As Arizona counties face a Monday deadline to certify their midterm election results, Republican candidates and activists promoting false theories of voter fraud are refusing to back down.

State Senator-elect Jake Hoffman, head of Arizona’s Freedom Caucus, a group of largely pro-Trump Republican state lawmakers, told Reuters he will lead an investigation into the state’s election when the legislature reconvenes in January.

Right-wing activist Steve Bannon, a former Trump administration official and promoter of election conspiracy theories, said voting machine mishaps on the Nov. 8 Election Day tainted Democrat Katie Hobbs’ victory over Kari Lake, the Republican candidate for governor who has refused to concede.

Hobbs “will never be considered legitimate,” said Bannon, who has been providing Lake counsel. “That’s going to cripple her ability to govern. So that’s why this is a crisis.

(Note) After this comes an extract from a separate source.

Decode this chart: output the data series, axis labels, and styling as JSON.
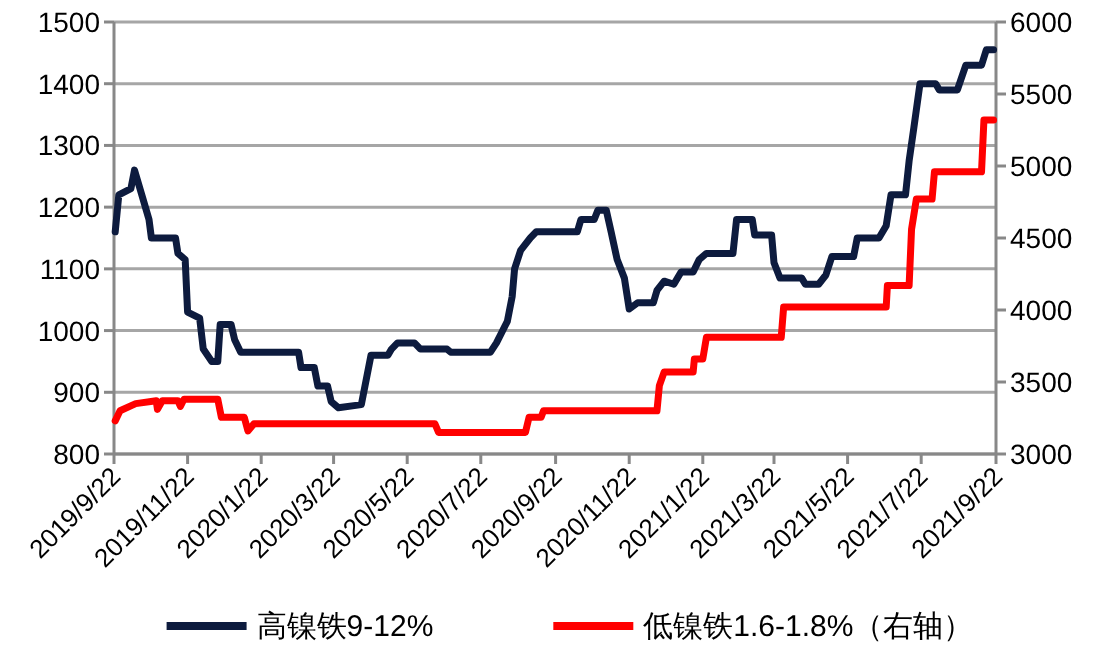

There’s a crisis for the entire state.”

Lake, a vocal supporter of former President Donald Trump, was one of dozens of Republican candidates who questioned or denied the outcome of the 2020 presidential election and lost in the midterms.

The defeat of Lake and other election deniers was seen as a powerful rebuke of candidates who echoed Trump’s myths of a stolen election.

Lake, however, has remained defiant after her 17,116-vote loss.

“We know we WON this election and we are going to do everything in our power to make sure that every single Arizonan’s vote that was disenfranchised is counted,” Lake said in an interview posted on her Twitter account on Saturday.

Lake’s team filed a lawsuit in state court on Wednesday against Maricopa County, demanding information on voters whose ballots were affected by voting machine problems. Her Republican colleague, Abe Hamadeh, who ran for attorney general and lost by 510 votes, has filed a lawsuit against his Democratic opponent as well as state and local officials, seeking to overturn his defeat.

In Maricopa County, tabulators at 71 of 223 polling stations were unable to read ballots because of printer ink problems on Election Day.

County officials said the issue was quickly addressed. Affected voters could deposit ballots in a secure on-site container called “box three” or wait for another ballot or travel to another polling center.